Accounting firms have embraced technology and eased up the mechanics of doing business online today. Cloud computing, data management systems and exclusive client portals are the order of the day. However, electronic / physical records maintenance must be carried out in a professional and confidential manner due to the various standards & statutes regulating record retention.
Identity thefts or data breach can occur owing to a lost or stolen device, hacking, fraud, improper disposal of data, and errant email messages. An accounting firm faces numerous exposures in the event of identity thefts such as:
- Claim for damages – A client or third party can bring both direct claims and cross-claims for indemnification against the firm for damages incurred as a result of the exposure.
- Cost of compliance with state and federal statutes and regulations – In addition to the costs of compliance with state security breach notification laws, the firm may be subject to penalties for violations of federal statutes and regulations.
- Reputational damage. A privacy breach, actual or perceived, may result in a loss of consumer trust that causes significant damage to the public perception of a firm. That can harm business relationships, especially in the practice of public accounting, which is a business in which trust and confidentiality are critical.
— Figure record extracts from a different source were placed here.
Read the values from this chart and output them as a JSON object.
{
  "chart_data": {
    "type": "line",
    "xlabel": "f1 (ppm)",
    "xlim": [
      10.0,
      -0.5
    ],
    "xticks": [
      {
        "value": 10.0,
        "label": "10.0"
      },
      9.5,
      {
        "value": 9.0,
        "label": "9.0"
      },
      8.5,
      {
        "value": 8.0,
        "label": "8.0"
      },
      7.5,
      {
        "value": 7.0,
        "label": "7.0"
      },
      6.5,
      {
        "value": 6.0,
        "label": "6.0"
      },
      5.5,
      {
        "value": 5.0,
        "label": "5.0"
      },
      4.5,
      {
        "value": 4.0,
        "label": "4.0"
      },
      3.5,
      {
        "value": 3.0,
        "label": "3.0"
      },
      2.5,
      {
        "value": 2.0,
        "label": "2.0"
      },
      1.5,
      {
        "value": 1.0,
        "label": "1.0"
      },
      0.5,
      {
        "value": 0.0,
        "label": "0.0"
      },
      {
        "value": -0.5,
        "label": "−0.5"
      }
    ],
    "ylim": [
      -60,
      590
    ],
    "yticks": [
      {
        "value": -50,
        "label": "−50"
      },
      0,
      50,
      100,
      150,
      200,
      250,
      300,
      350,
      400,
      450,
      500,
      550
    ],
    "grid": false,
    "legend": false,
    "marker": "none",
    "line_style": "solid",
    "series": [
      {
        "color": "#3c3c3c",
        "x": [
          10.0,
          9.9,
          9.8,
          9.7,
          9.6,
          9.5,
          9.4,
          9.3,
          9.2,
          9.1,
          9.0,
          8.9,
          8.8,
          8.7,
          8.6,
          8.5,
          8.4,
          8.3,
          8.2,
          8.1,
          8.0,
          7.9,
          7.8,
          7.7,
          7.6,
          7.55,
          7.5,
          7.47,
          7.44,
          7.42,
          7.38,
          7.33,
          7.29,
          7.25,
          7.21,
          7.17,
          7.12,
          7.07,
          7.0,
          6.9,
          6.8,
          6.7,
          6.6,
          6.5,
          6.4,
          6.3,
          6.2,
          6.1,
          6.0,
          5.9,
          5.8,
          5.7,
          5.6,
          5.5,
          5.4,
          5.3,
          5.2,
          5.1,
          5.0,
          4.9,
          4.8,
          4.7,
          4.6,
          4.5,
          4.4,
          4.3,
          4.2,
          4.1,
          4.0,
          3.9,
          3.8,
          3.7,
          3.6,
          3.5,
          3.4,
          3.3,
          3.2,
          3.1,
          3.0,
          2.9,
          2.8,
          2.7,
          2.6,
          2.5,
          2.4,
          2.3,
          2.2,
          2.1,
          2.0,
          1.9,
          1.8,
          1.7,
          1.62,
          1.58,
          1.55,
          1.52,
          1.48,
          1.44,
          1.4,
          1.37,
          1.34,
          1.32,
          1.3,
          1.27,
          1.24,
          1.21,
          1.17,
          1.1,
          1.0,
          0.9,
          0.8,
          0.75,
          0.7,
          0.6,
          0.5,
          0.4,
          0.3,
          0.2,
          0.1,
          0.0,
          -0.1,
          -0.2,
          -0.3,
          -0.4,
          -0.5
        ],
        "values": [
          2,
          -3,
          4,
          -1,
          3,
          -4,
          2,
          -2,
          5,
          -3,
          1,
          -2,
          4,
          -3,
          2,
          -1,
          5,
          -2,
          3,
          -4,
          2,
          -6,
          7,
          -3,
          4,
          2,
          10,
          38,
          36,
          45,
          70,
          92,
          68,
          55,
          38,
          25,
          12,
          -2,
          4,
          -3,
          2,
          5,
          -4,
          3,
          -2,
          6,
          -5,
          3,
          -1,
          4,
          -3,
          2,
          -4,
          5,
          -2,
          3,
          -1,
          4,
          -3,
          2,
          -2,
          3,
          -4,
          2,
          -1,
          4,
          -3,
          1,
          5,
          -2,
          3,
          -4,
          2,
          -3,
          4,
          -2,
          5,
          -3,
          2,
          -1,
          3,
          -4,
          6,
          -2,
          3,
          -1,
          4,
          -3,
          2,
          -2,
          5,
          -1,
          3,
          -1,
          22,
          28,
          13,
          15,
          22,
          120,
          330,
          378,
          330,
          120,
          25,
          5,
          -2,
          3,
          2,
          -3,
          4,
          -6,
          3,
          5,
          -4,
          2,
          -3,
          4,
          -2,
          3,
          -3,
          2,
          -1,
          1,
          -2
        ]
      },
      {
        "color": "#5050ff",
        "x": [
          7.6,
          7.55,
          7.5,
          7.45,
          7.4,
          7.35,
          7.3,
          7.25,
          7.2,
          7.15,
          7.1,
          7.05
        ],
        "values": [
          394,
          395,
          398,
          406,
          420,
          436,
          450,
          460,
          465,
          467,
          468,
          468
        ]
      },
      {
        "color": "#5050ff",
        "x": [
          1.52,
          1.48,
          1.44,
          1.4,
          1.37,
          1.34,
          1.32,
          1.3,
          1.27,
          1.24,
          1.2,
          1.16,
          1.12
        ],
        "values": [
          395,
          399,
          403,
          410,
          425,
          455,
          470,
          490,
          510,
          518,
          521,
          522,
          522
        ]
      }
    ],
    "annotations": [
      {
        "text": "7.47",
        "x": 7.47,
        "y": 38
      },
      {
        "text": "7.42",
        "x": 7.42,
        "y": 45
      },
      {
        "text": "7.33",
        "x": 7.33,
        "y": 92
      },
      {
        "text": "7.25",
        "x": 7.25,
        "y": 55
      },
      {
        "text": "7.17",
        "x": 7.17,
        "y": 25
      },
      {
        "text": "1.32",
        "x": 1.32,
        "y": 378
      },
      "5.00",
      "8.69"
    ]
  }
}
- Network damage. Companies of all sizes are at risk for attacks on their computer networks. CPA firms are attractive targets due to their access to data that can be readily sold in the online black market. Intentional hacking attacks aren’t the only danger. Malware, which is software designed to impair the operation of various technological devices, can be introduced through email attachments or downloaded software. Malware can disrupt computer operations, gather sensitive information, or gain access to private computer systems. It can also spread out from a firm’s system and damage clients’ networks. Some malware uses systems to host email spam attacks or to launch denial-of-service attacks.
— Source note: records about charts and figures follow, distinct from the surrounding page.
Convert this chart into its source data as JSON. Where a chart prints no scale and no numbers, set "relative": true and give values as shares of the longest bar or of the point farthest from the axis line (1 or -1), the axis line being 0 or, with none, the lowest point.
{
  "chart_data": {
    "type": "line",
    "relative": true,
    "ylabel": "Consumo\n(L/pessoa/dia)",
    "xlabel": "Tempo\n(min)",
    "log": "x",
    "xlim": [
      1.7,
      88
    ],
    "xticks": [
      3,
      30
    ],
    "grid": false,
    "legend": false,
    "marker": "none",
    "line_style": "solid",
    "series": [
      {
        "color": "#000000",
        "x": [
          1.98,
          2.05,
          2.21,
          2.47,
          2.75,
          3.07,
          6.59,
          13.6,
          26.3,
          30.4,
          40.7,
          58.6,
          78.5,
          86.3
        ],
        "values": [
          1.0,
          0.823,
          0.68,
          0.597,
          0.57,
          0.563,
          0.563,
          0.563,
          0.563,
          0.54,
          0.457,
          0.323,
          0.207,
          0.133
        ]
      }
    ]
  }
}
If identity theft is suspected or known to have occurred, rapid assessment and damage mitigation are imperative. Evaluate the severity and scope of the incident, consult with legal counsel regarding compliance with applicable notification laws and public relations activity related to the breach and notify potentially affected clients.
The more cost-effective approach is to implement robust data security measures.
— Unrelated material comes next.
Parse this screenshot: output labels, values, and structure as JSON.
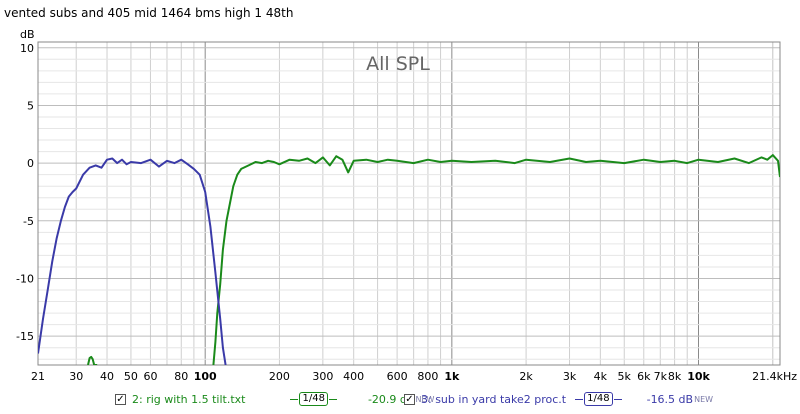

Make sure that laptops, desktops, USB drives, servers, smart phones and other devices do not contain any confidential data that is unencrypted. Consider remote laptop security measures to prevent access to protected files in the event of theft or loss. Ensure that email messages and attachments containing confidential data are encrypted with file encryption and digital certificates. Use strong passwords, and do not write them down or share them. Passwords should be “salted” with random bits and symbols such as #, $, and &. Physical security should be provided for computers and endpoints, as with any other valuable assets, including building security and access codes, and locking up all servers, laptops, desktops and mobile devices.
Accounting firms should also engage in a continuous data security process emphasizing on risk assessment to highlight vulnerabilities and a well-balanced information security plan with policies, procedures, staff responsibilities on protecting data and action in case of breaches coupled with regular staff training so that each employee knows what the firm is doing and what he or she is required to do, including best practices for addressing new and continuing risks (e.g., social engineering, phishing and web application attacks). New laws or regulations should be reflected in changes to the plan. Training sessions to update staff on such changes will make the plan a dynamic, living document that staff uses and relies upon. Firms will avoid or reduce the high costs associated with data breaches, and strong data security measures will become selling points that many clients appreciate.